A Study of Secondary Mathematics Materials at a Gifted Education Center in Science Attached to a University Using Network Text Analysis (네트워크 텍스트 분석을 활용한 대학부설 과학영재교육원의 중등수학 강의교재 분석)

  • Kim, Sungyeun;Lee, Seonyoung;Shin, Jongho;Choi, Won
    • Communications of Mathematical Education
    • /
    • v.29 no.3
    • /
    • pp.465-489
    • /
    • 2015
  • The purpose of this study is to suggest implications for the development and revision of future teaching materials for mathematically gifted students by using network text analysis of secondary mathematics materials. Subjects of the analysis were learning goals of 110 teaching materials in a gifted education center in science attached to a university from 2002 to 2014. In analysing the frequency of the texts that appeared in the learning goals, key words were selected. A co-occurrence matrix of the key words was established, and a basic information of network, centrality, centralization, component, and k-core were deducted. For the analysis, KrKwic, KrTitle, and NetMiner4.0 programs were used, respectively. The results of this study were as follows.
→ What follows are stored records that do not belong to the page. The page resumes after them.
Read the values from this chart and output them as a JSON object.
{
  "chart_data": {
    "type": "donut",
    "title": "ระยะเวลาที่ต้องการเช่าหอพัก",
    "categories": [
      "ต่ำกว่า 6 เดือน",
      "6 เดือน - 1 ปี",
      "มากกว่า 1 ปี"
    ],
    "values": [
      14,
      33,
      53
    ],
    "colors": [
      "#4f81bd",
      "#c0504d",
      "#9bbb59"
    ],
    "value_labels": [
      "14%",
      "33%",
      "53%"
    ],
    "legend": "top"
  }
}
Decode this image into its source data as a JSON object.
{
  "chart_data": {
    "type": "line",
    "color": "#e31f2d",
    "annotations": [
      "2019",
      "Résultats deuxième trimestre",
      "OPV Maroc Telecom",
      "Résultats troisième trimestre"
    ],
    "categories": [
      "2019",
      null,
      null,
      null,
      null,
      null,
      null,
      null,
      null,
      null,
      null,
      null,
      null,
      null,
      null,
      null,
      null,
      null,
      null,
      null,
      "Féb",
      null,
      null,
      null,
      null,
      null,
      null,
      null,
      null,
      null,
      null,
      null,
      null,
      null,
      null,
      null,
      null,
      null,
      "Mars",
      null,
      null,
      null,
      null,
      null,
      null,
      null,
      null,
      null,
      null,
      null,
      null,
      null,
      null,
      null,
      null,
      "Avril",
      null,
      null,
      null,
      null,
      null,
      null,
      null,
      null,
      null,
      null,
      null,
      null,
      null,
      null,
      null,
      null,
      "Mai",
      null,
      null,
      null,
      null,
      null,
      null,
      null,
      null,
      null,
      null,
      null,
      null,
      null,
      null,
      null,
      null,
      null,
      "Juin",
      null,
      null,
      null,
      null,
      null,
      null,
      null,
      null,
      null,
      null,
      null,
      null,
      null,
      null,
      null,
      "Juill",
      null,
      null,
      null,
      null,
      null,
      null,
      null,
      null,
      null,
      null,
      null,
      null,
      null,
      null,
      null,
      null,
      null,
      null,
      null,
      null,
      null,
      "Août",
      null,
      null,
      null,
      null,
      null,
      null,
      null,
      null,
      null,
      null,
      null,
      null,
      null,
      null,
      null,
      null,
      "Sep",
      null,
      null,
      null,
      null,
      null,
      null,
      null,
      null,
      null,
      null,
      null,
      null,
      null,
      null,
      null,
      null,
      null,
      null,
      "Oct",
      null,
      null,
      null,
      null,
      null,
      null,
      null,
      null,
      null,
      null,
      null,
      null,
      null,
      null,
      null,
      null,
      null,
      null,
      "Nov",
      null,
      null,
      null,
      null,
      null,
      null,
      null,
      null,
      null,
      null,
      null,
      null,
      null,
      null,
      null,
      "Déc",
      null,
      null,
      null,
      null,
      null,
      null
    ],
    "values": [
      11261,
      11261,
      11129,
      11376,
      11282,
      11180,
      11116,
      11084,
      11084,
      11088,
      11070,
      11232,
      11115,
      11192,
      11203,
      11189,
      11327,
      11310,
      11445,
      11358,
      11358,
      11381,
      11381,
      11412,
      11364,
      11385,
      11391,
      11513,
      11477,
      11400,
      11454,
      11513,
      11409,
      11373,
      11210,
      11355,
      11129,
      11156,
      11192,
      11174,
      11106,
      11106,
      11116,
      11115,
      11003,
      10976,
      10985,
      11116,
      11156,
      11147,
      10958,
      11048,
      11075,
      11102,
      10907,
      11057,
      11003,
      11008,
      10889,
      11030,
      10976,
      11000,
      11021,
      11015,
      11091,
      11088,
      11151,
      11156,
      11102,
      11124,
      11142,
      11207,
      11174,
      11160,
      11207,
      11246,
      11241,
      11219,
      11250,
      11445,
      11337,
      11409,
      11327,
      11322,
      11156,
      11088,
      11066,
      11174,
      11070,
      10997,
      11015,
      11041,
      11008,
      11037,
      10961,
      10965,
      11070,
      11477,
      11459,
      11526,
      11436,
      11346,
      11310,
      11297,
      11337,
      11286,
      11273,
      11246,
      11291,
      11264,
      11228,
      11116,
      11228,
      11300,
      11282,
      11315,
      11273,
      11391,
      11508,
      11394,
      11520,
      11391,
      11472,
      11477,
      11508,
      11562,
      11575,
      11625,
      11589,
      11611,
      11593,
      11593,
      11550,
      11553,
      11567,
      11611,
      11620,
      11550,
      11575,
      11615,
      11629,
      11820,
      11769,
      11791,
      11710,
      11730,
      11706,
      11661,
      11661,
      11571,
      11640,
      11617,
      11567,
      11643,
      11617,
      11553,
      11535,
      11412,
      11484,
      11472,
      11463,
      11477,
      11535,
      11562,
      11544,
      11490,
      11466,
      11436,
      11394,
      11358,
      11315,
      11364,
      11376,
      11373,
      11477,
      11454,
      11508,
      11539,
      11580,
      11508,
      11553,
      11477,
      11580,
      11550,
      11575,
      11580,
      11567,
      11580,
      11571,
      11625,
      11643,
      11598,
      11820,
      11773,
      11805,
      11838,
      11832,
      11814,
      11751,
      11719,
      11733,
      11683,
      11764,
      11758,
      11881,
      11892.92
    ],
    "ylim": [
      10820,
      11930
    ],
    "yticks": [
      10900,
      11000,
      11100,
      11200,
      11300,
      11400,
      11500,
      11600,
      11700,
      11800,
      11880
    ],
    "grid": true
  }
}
First, there was a pivot of the network formed with core hubs including 'diversity', 'understanding' 'concept' 'method', 'application', 'connection' 'problem solving', 'basic', 'real life', and 'thinking ability' in the whole network from 2002 to 2014. In addition, knowledge aspects were well reflected in teaching materials based on the centralization analysis. Second, network text analysis based on the three periods of the Mater Plan for the promotion of gifted education was conducted. As a result, a network was built up with 'understanding', and there were strong ties among 'question', 'answer', and 'problem solving' regardless of the periods. On the contrary, the centrality analysis showed that 'communication', 'discovery', and 'proof' only appeared in the first, second, and third period of Master Plan, respectively. Therefore, the results of this study suggest that affective aspects and activities with high cognitive process should be accompanied, and learning goals' mannerism and ahistoricism be prevented in developing and revising teaching materials.